Aleks Buda | |
Birth Name: | Aleks Buda |
Birth Date: | 7 September 1910 |
Birth Place: | Elbasan, Ottoman Albania |
Death Place: | Tirana, Albania |
Nationality: | Albanian |
Occupation: | historian |
Relatives: | Athina Buda (sister), Pirro Dodbiba (nephew), Niko Dodbiba (nephew), Bardhyl Dodbiba (nephew), Henrieta Dodbiba (niece), Klara Buda |
Family: | Buda |
Aleks Buda (7 September 1910 – 7 July 1993) was an Albanian historian. After completion of his education in Italy and Austria, he returned to Albania. Although his education was in literature, he made a career as a historian during the socialist period in Albania. He was a member and president of the Academy of Sciences of Albania.

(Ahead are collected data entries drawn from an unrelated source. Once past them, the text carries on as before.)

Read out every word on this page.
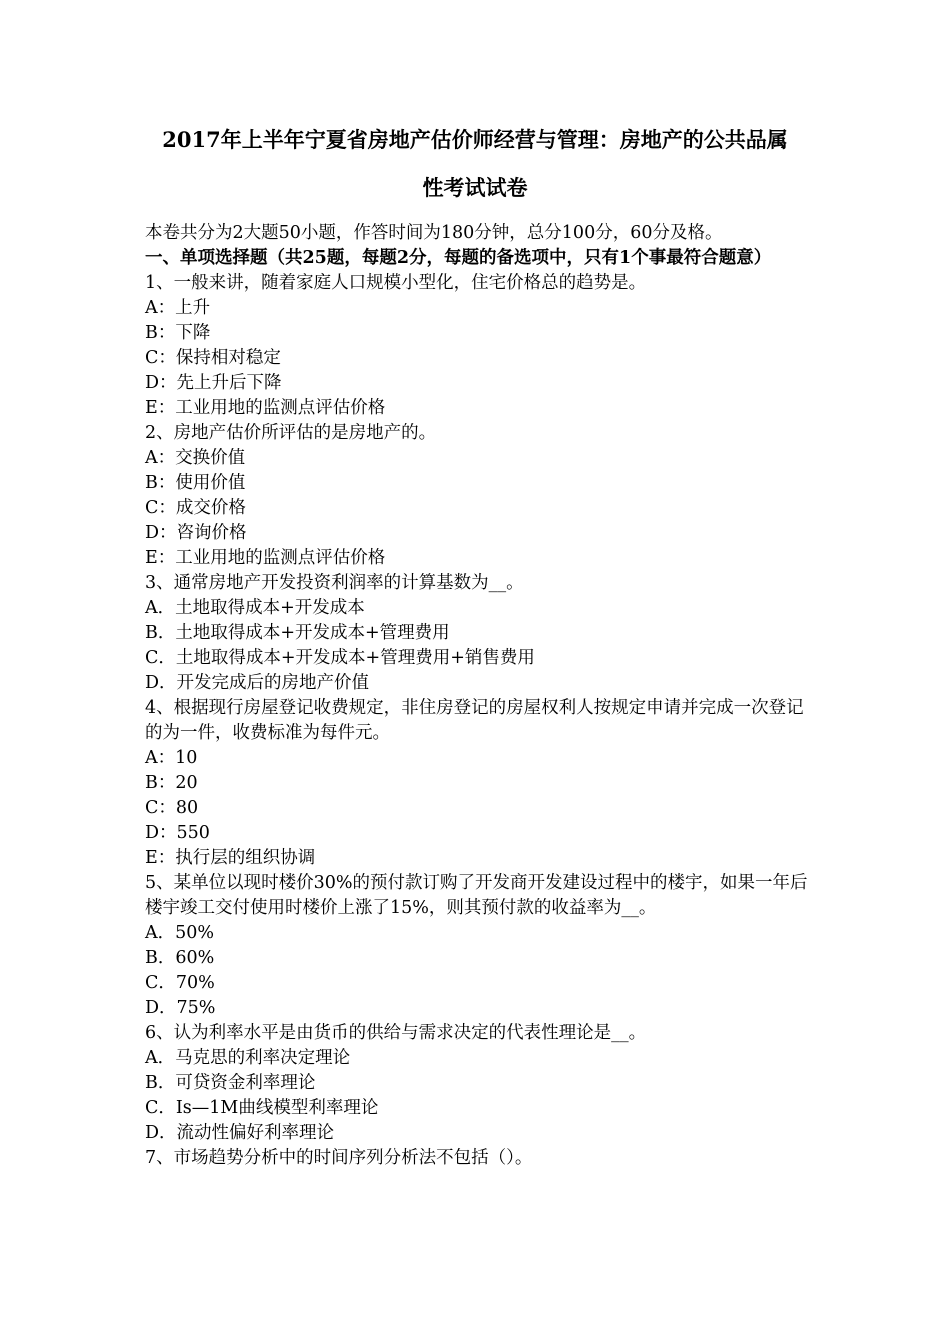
2017年上半年宁夏省房地产估价师经营与管理：房地产的公共品属
性考试试卷
本卷共分为2大题50小题，作答时间为180分钟，总分100分，60分及格。
一、单项选择题（共25题，每题2分，每题的备选项中，只有1个事最符合题意）
1、一般来讲，随着家庭人口规模小型化，住宅价格总的趋势是。
A：上升
B：下降
C：保持相对稳定
D：先上升后下降
E：工业用地的监测点评估价格
2、房地产估价所评估的是房地产的。
A：交换价值
B：使用价值
C：成交价格
D：咨询价格
E：工业用地的监测点评估价格
3、通常房地产开发投资利润率的计算基数为__。
A．土地取得成本+开发成本
B．土地取得成本+开发成本+管理费用
C．土地取得成本+开发成本+管理费用+销售费用
D．开发完成后的房地产价值
4、根据现行房屋登记收费规定，非住房登记的房屋权利人按规定申请并完成一次登记的为一件，收费标准为每件元。
A：10
B：20
C：80
D：550
E：执行层的组织协调
5、某单位以现时楼价30%的预付款订购了开发商开发建设过程中的楼宇，如果一年后楼宇竣工交付使用时楼价上涨了15%，则其预付款的收益率为__。
A．50%
B．60%
C．70%
D．75%
6、认为利率水平是由货币的供给与需求决定的代表性理论是__。
A．马克思的利率决定理论
B．可贷资金利率理论
C．Is—1M曲线模型利率理论
D．流动性偏好利率理论
7、市场趋势分析中的时间序列分析法不包括（）。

Buda was born on 7 September 1910 in Elbasan, Ottoman Empire (modern day Albania) to a well-established Jewish merchant family.[1] He went to elementary school at Lecce in Italy and completed secondary school in Salzburg, Austria, in 1930.[2] After that he enrolled in the University of Vienna where he studied philosophy and literature, but he returned to Albania without graduating.
Although his specialty was in literature, he made a career as a historian.[2] He was also referred to as the founder of the Albanian post WWII historiography.[3] Buda belonged to a group of most notable Albanian politician historians during the socialist period in Albania. Buda was a member and a president of the Academy of Sciences of Albania.[4] In some sources he was referred to as personal confidant of Enver Hoxha.[5] Buda was the only historian to participate in the Albanian Orthography Congress held in Tirana in 20–25 November 1972.
He participated at the National Conference of Ethnographic Studies held in 1976 to commemorate 35th anniversary of the establishment of Party of Labour of Albania. Buda belonged to a group of historians and Marxist philosophers who attacked contemporary theories and trends outside Albania as capitalist and revisionist.[6]
Contemporary historians point to Buda's work as a source for the Albanian position of the origin of Albanians.[7] He was considered as the leading Albanian scholar of Illyrian history who belonged to group of historians who also pointed out that there is no trace of Illyrians between the 6th century (when they were mentioned in historical documents for the last time) and the 11th century (when Albanians were recorded in historical documents for the first time).[8] Based on the hypothesis of Illyrian origin of Albanians, Buda emphasized that Albanians belong to the oldest inhabitants of Balkans and even Europe.[9]
Buda belonged to a small group of intellectuals allowed by the Albanian communist regime to have access to foreign literature in order to use them to prepare new ideological and theoretical directives for the rest of their colleagues.[3]